Does any one claim that he was the greatest lawyer that ever lived? Surely not. There is not the slightest doubt that Mr. Lincoln was a famous verdict getter. He could do about as much with a jury as any advocate in the West, but he certainly never won any court house victories that were more famous than those of Dan Voorhees, Emory Storrs, Bob Ingersoll, Matt Carpenter, Sargent Prentiss, Robert Toombs and of scores of other lawyers who could easily be named. In knowledge of the law, force of mental power of the judicial sort,—such as Chief Justice John Marshall and Daniel Webster and Rufus Choate had,—does anybody for a moment claim that Mr. Lincoln out-ranks all other lawyers? Surely not. He is not to be named in the same class as Reverdy Johnson, Jeremiah Black, or Senator Edmunds, Charles O’Connor,—to say nothing of Jeremiah Mason, of Massachusetts, and Luther Martin, of Maryland, William Pinckney, of the same State, and Edmund Randolph, of Virginia.

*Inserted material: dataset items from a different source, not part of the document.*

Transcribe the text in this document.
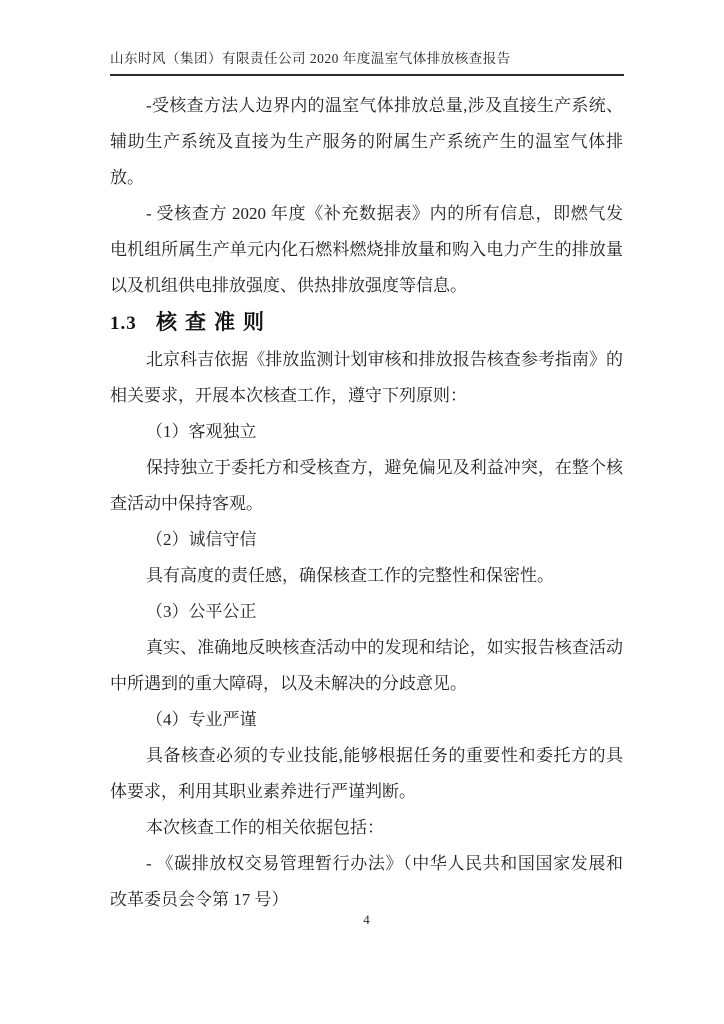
山东时风（集团）有限责任公司 2020 年度温室气体排放核查报告

-受核查方法人边界内的温室气体排放总量,涉及直接生产系统、辅助生产系统及直接为生产服务的附属生产系统产生的温室气体排放。

- 受核查方 2020 年度《补充数据表》内的所有信息，即燃气发电机组所属生产单元内化石燃料燃烧排放量和购入电力产生的排放量以及机组供电排放强度、供热排放强度等信息。

1.3 核查准则

北京科吉依据《排放监测计划审核和排放报告核查参考指南》的相关要求，开展本次核查工作，遵守下列原则：

（1）客观独立

保持独立于委托方和受核查方，避免偏见及利益冲突，在整个核查活动中保持客观。

（2）诚信守信

具有高度的责任感，确保核查工作的完整性和保密性。

（3）公平公正

真实、准确地反映核查活动中的发现和结论，如实报告核查活动中所遇到的重大障碍，以及未解决的分歧意见。

（4）专业严谨

具备核查必须的专业技能,能够根据任务的重要性和委托方的具体要求，利用其职业素养进行严谨判断。

本次核查工作的相关依据包括：

- 《碳排放权交易管理暂行办法》（中华人民共和国国家发展和改革委员会令第 17 号）

4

Mr. Lincoln served in Congress. Did he cut any figure there? None whatever. He appeared to be out of his element. His Congressional record is not to be compared to that of Thaddeus Stevens or Stephen A. Douglas. We look into the lives of such men as Benjamin Franklin, the elder Adams, of Thomas Jefferson, of Clay, Calhoun and Webster, of Alexander Hamilton and George Washington, and there is no trouble in finding their foot-prints on the sands of time; but in the achievements of statesmanship where are the foot-prints of Mr. Lincoln? You will look into the statute-books in vain to find them. We have a great financial policy, born of the creative, forceful statesmanship of Alexander Hamilton and Henry Clay; we have a great protective system, owing its origin to the same two statesmen; we have a great homestead policy, which owes its birth to Andrew Johnson, of Tennessee; we have a great national policy of internal improvements, but Mr. Lincoln was not its father. Consequently, there is not a single national line of policy which owes its paternity to this statesman whom Mr. Ross classes as “The greatest man the world has produced.”

In the State of Illinois, compare Mr. Lincoln’s work with Mr. Jefferson’s work in the State of Virginia. Did Mr. Lincoln leave his impress any where upon the established order in Illinois? I have never heard of it. In Virginia, Jefferson found the church and state united, both taxing the people and dividing the spoils. Mr. Jefferson divorced the church from the state, confiscated the church’s ill-gotten wealth, devoting it to charitable and educational purposes; and put an end to legalized religious intolerance. In Virginia there was a land monopoly, perpetuated by entails and primogenitures. Mr. Jefferson made war upon it, broke it up, and thus overthrew the local aristocracy. He formulated a school system and established in America its first modern college. Can anything which Mr. Lincoln, the statesman, did in Illinois compare with Mr. Jefferson’s work in Virginia?

So far as national statesmanship is concerned, Mr. Lincoln is not to be classed with either of “The Great Trio”, nor with Mr. Jefferson, nor with Alexander Hamilton. Each of the five named were statesmen of the first order, possessing original, creative ability in that field of work. There is no evidence whatever that Mr. Lincoln possessed that talent.